In reviewing the contest, he said that he had but a single unpleasant memory of it and its results, and that was that the malicious scandals of some of his most unscrupulous foes relating to his domestic life had brought sorrow to the “dear little woman,” to use his own expression, who deserved the respect and protection of every one. Some of the desperate Tammany leaders had formulated the scandals against Cleveland’s domestic life, distributed them broadcast in a circular at the St. Louis convention, and there are always many whose political prejudices make them welcome and accept such assaults upon a political nominee. I was much with Cleveland during his first and second terms of the Presidency, and also during the interval, and a more affectionate and devoted husband I have never seen. He was not a man to exhibit the arts of the demagogue, for to them he was an entire stranger, but I saw him tell the story of his home life more eloquently than words could ever have given it, when, on the 4th of March, 1893, as he was about to leave the large parlor of the Arlington, crowded with his many friends, to go to the inauguration ceremony, he stepped up to his wife, gave her a hearty kiss and affectionately patted her on the head, as he bowed himself off to accept the highest civil trust of the world.

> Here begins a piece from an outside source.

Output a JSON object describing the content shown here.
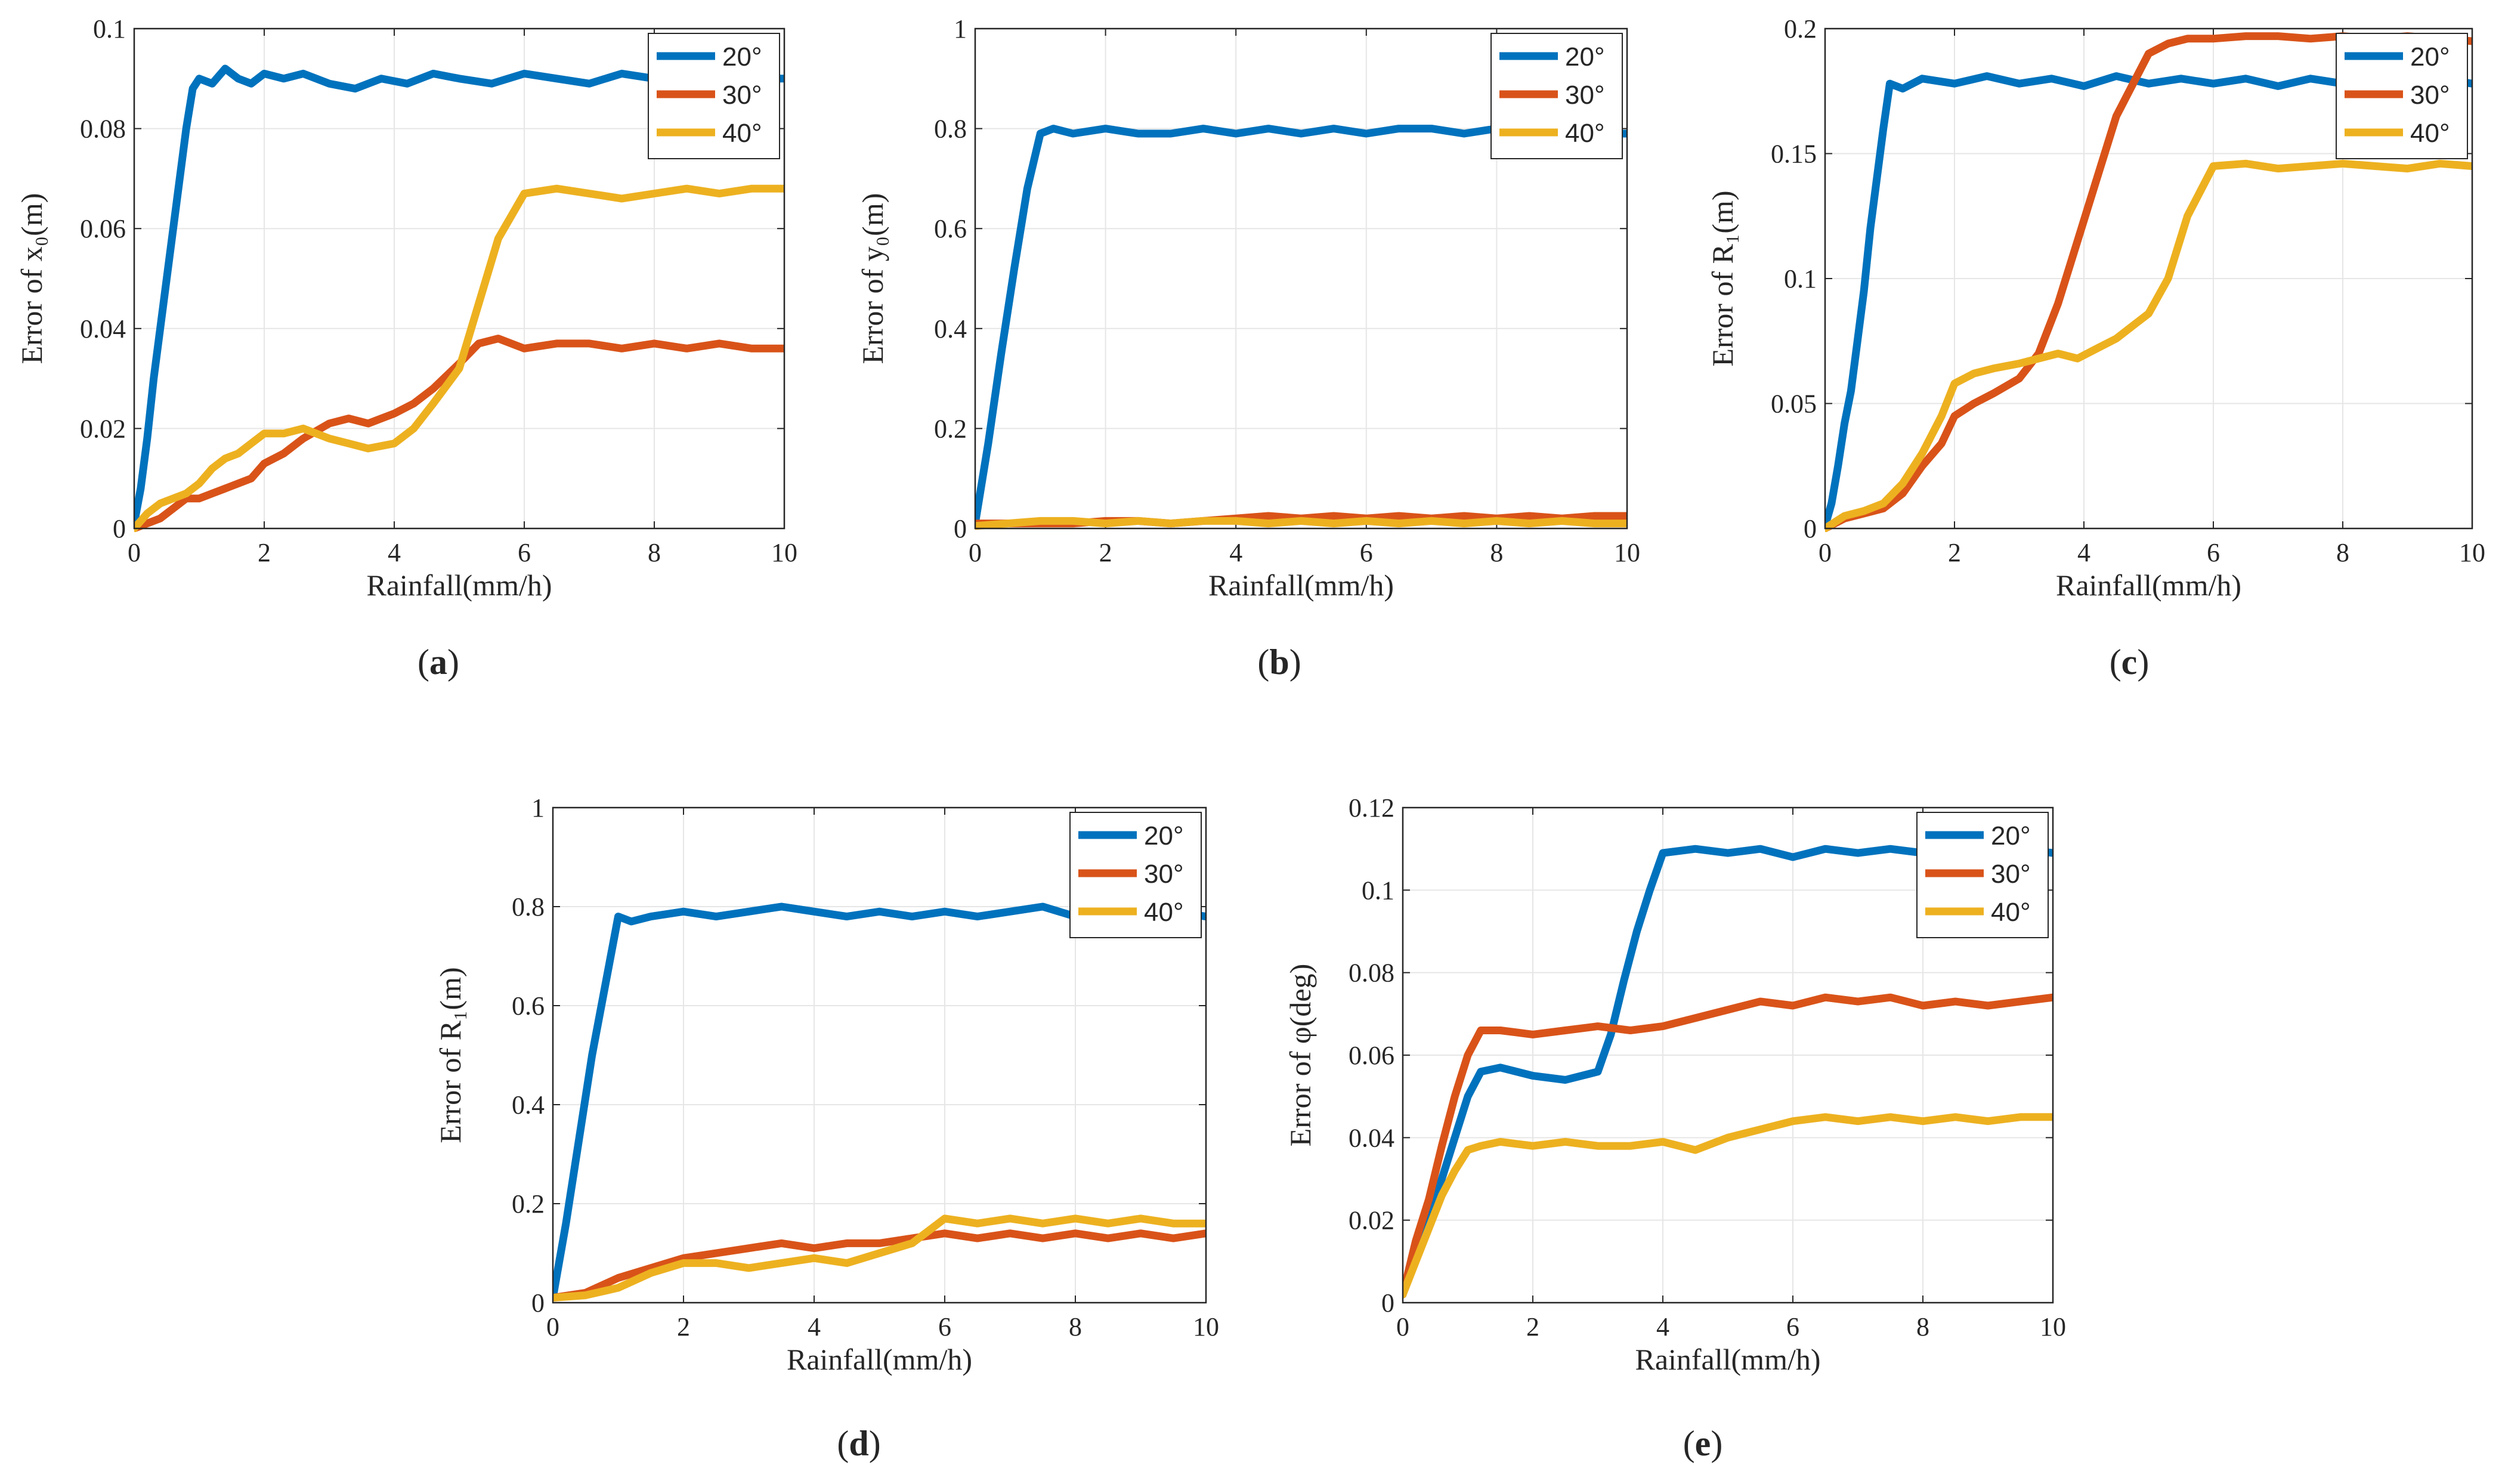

Greatly as Cleveland’s tariff message had obstructed his election, he would have succeeded but for the perfidy of Tammany. He carried the country by nearly 100,000 popular majority, being much larger than the popular majority he received in 1884, but the electoral vote of New York lost him the Presidency. The betrayal of Cleveland by Tammany was clearly evident by the returns of the election in that State. Cleveland was at the head of the Democratic ticket for President, and Governor Hill, the favorite of Tammany, was on the same ticket for Governor, and he was re-elected by a majority of 19,171, while Cleveland lost the State by a majority of 14,373. Tammany and Mr. Dana, of the Sun, that was then the Tammany organ, had their revenge.